Gestern wurde ich auf der Fifth Avenue von The Ordnungsamt angesprochen

Die Fifth Avenue von Aschaffenburg heißt so ähnlich, nämlich Herstallstraße. Sehr lang ist die Straße nicht. Von einem Ende kann man das andere locker sehen.
Gestern hielt ich mich kurz auf dieser Straße auf, als mein Handy klingelte. Der Anruf kam aus der Türkei. Ich hatte den Anrufer vorher nicht erreichen können und jetzt rief er zurück und fragte, wie er mir helfen könne.

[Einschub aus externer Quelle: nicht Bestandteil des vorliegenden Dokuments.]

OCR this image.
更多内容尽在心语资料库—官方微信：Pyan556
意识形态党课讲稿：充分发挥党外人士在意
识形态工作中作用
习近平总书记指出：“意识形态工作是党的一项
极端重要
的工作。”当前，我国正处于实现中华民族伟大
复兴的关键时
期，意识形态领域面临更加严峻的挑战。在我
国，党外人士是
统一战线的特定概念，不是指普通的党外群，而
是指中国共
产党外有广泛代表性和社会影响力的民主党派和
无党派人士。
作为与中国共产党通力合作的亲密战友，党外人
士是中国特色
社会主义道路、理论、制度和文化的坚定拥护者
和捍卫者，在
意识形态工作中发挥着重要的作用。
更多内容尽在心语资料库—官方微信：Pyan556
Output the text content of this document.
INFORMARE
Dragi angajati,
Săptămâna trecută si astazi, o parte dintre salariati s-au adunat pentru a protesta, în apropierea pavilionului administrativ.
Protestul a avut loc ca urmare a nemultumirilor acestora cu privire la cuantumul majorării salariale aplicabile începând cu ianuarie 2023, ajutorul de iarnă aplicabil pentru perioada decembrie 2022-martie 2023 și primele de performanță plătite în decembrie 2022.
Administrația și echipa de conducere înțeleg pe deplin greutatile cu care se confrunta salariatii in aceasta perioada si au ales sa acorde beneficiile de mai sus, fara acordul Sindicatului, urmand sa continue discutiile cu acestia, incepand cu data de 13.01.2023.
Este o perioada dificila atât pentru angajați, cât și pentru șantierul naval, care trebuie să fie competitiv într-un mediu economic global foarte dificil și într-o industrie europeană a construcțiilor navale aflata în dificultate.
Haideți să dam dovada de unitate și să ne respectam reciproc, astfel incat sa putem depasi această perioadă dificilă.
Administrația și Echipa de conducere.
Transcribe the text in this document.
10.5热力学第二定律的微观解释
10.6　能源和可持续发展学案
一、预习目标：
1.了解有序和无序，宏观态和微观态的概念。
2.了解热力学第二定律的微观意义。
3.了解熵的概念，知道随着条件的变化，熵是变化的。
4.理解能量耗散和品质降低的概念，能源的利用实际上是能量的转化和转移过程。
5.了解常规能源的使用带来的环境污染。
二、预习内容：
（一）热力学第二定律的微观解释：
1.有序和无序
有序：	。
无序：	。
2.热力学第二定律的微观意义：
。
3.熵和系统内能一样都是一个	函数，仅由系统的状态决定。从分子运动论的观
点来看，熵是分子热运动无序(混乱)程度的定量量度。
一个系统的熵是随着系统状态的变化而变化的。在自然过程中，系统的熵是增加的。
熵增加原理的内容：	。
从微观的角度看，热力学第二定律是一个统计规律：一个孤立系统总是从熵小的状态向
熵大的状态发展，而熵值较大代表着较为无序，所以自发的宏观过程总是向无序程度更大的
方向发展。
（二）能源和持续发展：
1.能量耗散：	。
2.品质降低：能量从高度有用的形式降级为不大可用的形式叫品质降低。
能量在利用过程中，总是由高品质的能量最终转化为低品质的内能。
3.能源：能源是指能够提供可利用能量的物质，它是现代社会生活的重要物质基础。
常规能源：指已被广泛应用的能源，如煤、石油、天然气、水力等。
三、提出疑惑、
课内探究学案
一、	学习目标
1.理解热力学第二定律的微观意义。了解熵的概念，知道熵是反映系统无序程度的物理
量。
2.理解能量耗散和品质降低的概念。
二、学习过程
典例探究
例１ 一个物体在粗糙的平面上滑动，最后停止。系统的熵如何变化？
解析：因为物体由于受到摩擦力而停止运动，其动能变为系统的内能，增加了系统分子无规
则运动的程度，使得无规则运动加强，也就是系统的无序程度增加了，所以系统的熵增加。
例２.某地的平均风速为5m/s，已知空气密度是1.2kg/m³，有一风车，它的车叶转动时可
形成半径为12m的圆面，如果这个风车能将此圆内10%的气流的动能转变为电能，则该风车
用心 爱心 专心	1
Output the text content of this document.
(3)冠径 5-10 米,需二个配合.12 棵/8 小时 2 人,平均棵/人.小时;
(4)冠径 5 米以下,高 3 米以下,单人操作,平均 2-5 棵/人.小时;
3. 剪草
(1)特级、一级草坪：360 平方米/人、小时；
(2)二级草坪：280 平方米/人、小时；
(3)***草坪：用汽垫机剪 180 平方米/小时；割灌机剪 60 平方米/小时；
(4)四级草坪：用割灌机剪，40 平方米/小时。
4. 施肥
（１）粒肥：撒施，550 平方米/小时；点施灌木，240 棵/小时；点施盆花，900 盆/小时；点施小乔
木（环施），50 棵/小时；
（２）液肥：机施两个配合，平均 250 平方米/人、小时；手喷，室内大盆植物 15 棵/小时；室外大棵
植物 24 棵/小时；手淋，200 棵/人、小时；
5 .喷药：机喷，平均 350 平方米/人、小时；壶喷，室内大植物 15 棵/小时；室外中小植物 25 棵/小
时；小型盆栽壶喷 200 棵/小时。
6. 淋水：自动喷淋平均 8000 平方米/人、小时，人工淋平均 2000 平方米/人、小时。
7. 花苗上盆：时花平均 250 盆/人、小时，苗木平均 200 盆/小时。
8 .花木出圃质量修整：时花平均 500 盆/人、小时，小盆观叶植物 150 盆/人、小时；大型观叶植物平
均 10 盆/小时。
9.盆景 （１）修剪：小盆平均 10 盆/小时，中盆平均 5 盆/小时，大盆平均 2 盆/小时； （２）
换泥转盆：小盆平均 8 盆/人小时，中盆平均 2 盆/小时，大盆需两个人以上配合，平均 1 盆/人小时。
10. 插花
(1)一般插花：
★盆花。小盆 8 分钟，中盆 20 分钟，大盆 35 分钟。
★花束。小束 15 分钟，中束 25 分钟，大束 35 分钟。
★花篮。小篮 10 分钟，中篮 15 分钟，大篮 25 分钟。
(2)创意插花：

Gerade wollte ich ihm auf Türkisch sagen, dass ich Hochofenschlacke suche, fiel mir das türkische Wort für Schlacke nicht ein. Es glich schon einem Wunder, dass mir das deutsche Wort ‚Schlacke‘ einfiel, zumal ich bis dato nichts damit zu tun hatte. Das Wort kommt aus dem Hüttenwesen und ist die Bezeichnung für beim Schmelzen, Verhütten von Erz zurückbleibende, beim Erkalten zu einer glasartigen Masse erstarrende Substanz. Erstaunlich, wenn man bedenkt, dass mein Vater sein Doktor in Gesteins- und Hüttenkunde machte, hätte ich das schon genetisch bedingt wissen müssen. Kannte ich aber nicht. Also machte ich mich vor diesem Telefonat schon ran und suchte nach dem türkischen Wort für Schlacke. Was ich sah, war wie eine Begegnung der ganz besonderen Art. Das türkische Wort dafür war ‚Cüruf‘, ausgesprochen Dschüruf. Konnte das stimmen? Also schaute ich weiter im Internet und war mir am Ende sicher, Dschüruf war Schlacke auf Türkisch. Nur, wie behalten? Ich versuchte eine Eselsbrücke zu schlagen, damit ich das Wort zu jeder Zeit parat haben würde. Irgendwie ging das auch nicht. Esel gehen nicht über solche Brücken. Was für ein Wort? Dem Anrufer sagte ich: „Warten Sie bitte, da kommt ein Anruf rein.“ In der Zeit schaute ich in den Online-Translator. Dschüruf, da war das Wort. Ich sagte ihm, dass ich nach Dschüruf suche. „Ich habe Sie akustisch nicht verstanden.“ sagte er. „Denke ich mir, ich verstehe das ausgesprochene selber nicht, wie sollen Sie das durch die Maske, die ich gerade trage, verstehen.“
Ich nahm die Maske ab. Sie hing mir an einem Ohr runter. In einem einwandfreien Türkisch sagte ich, dass ich eine Anfrage über Dschüruf aus Deutschland hätte, als mir dunkelblau vor den Augen wurde. Zwei Personen von The Ordnungsamt of Aschaffenburg County standen vor mir. „Setzen Sie bitte die Maske auf, sonst muss ich Sie kostenpflichtig verwarnen.„ Sofort nach dem Telefonat sitzt die Maske wieder richtig.“ sagte ich, als einer von den beiden mit einem bestimmenden Ton: „Sofort!“ sagte. Ich fühlte mich in meine Kindheit versetzt, denn kurz danach schmiss meine Mutter mit ihren Latschen nach mir. Ich setzte die Maske wieder auf und spürte, wie Aschaffenburg auf einmal ein sicherer Ort wurde. Von mir ging keine Gefahr mehr aus und ich selber war auch auf einmal untötbar. Ich schaute rechts und links über die Fifth Avenue von Aschaffenburg, was soll ich sagen, um 11:30 Uhr hielten sich ganze 10 Menschen dort auf und die einzige Menschenansammlung bestand aus drei Personen. Zwei vom Ordnungsamt Aschaffenburg und einem Passanten, dem die Maske von einem Ohr runterhing. Den Anrufer aus der Türkei hatte ich schon vorher mit den Worten abgewürgt, dass ich glauben würde, dass ich verhaftet werde. Im Auto angekommen musste ich ihn schnell anrufen und aufklären, wie die Dinge standen.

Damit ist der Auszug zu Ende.